Don’t let the price of this wine put you off. It’s a bit expensive for my purse too, but it frequently goes on sale for much less, and it is an excellent and well-balanced New Zealand Sauvignon Blanc that won’t drown you with overpowering grapefruit flavors or aromas of bruised tomato vine like some of the country’s cheaper wines do.
Whitehaven is a privately-owned winery, started in 1994 in a small rented facility by Sue White and her husband, Greg, who died in 2007. Today, the company produces about 250,000 cases a year of award-winning wine that’s exported around the world.
Before they got into the wine business, the Whites had worked for a decade or more in the financial sector in Wellington, New Zealand’s capital. By 1990, they’d had enough of high finance, so they decided to get out of the city and sail around the Pacific in their yacht for a few years, the company’s website and other published articles say.
Eventually, they dropped anchor in Marlborough Sounds, came ashore in Blenheim and opened the winery with the proceeds from the sale of their house and other assets.
The Whites had good timing: When they got into the business, only a handful of Marlborough’s producers were making good wine, and the region was just beginning to gain international recognition for excellent Sauvignon Blanc. The area also had been hit with a widespread phylloxera outbreak two years earlier, which may have made vineyards more affordable. There was plenty of room to establish a name and to forge a successful business.
The founding philosophy of Whitehaven, which uses a stylized ship’s anchor as part of its logo, is to produce quality wines without compromise, the website says. Sticking to the principle paid off, and by 2002, the Whites were able to build a modern winery and acquire vineyards outside of Renwick, where the company is now based.
Marlborough is New Zealand’s most important wine region and has a worldwide reputation for growing pungent and flavorful Sauvignon Blanc grapes.
Situated on the northeastern tip of South Island, Marlborough has two parallel valleys, Wairau and Awatera. Both have similar soils and long, sunny growing seasons that allow grapes to ripen slowly and develop intense flavors, but each also has distinct climates cooled by differing ocean breezes.
Since her husband’s death, Sue White has expanded the business using innovative and sustainable practices. For example, waste from the winery is recycled and grape skins from the pressings are used for livestock food.
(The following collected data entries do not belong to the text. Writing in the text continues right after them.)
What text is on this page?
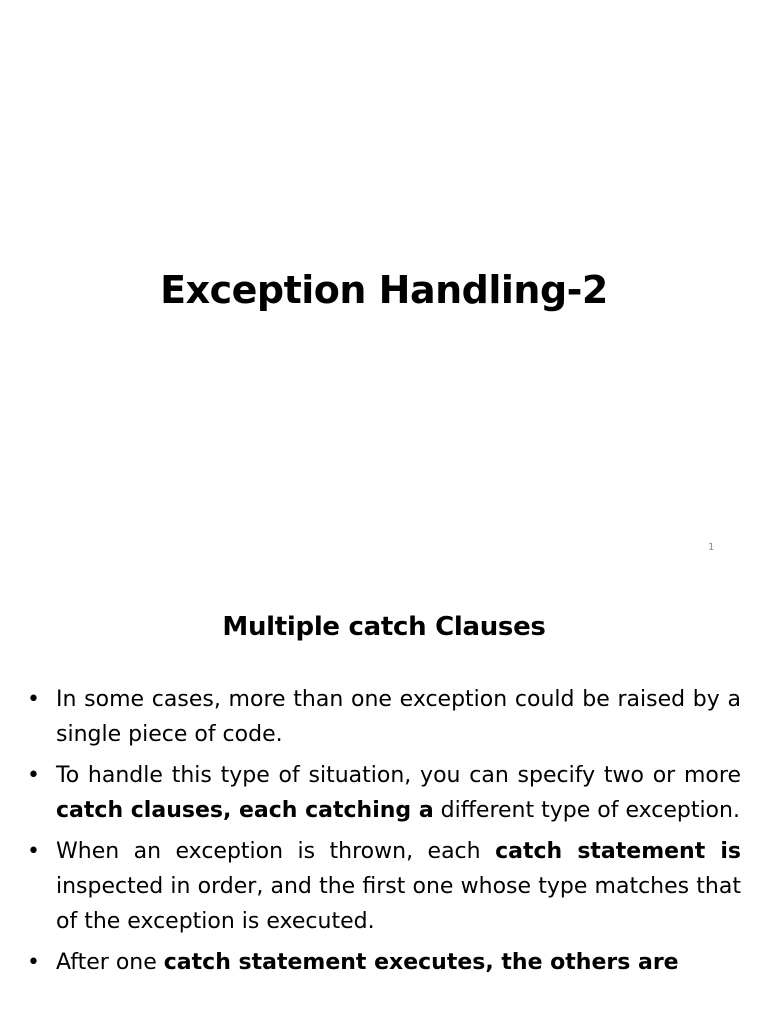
Exception Handling-2
1
Multiple catch Clauses
• In some cases, more than one exception could be raised by a single piece of code.
• To handle this type of situation, you can specify two or more catch clauses, each catching a different type of exception.
• When an exception is thrown, each catch statement is inspected in order, and the first one whose type matches that of the exception is executed.
• After one catch statement executes, the others are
Sheep graze in the vineyard, keeping the weeds low and fertilizing in the process.
White also has a democratic management style that solicits ideas from a close-knit staff that includes senior winemaker Sam Smail.
Smail has chemistry and enology degrees and spent some time learning the craft in Napa and Italy before joining the company 17 years ago. Like many good winemakers, he relies on the grapes without adding a heavy hand in the process.
To make Sauvignon Blanc, Smail uses grapes selected from different sub-regions in Marlborough. Grapes from Wairau Valley stay on the vine longer and develop rich, complex tropical fruit flavors. Awatera grapes grow in cool, dry and windy conditions, which reduce yields and thicken the skins, giving the wine a distinct mineral character and green flavors, the winemaker says in the tasting notes.
The grapes are picked in late March and early April at night and lightly pressed immediately to avoid lengthy skin contact. The clear juice is vinified and aged in stainless steel vats at very low temperatures in separate lots from each vineyard. After 30 days, Smail blends the lots to come up with the final wine. The result is a clear, dry Sauvignon Blanc with zesty citrus flavors of grapefruit and lemon blended with abundant peach, pear and tropical fruit notes with a clean, crisp finish, the tasting notes say.
This a perfect wine for warm muggy nights and a fine companion to light foods. We had the wine with shrimp pasta, but it’s excellent with summer salads and shellfish.
Whitehaven Sauvignon Blanc is widely available throughout New England. Although the recommended retail price is $20 a bottle, I find it regularly for around $14.
Smail recommends drinking the wine while it’s fresh and young, but he also says it will “develop nicely” over the next three to five years. So, if you find it on sale, buy it and keep it for a special occasion.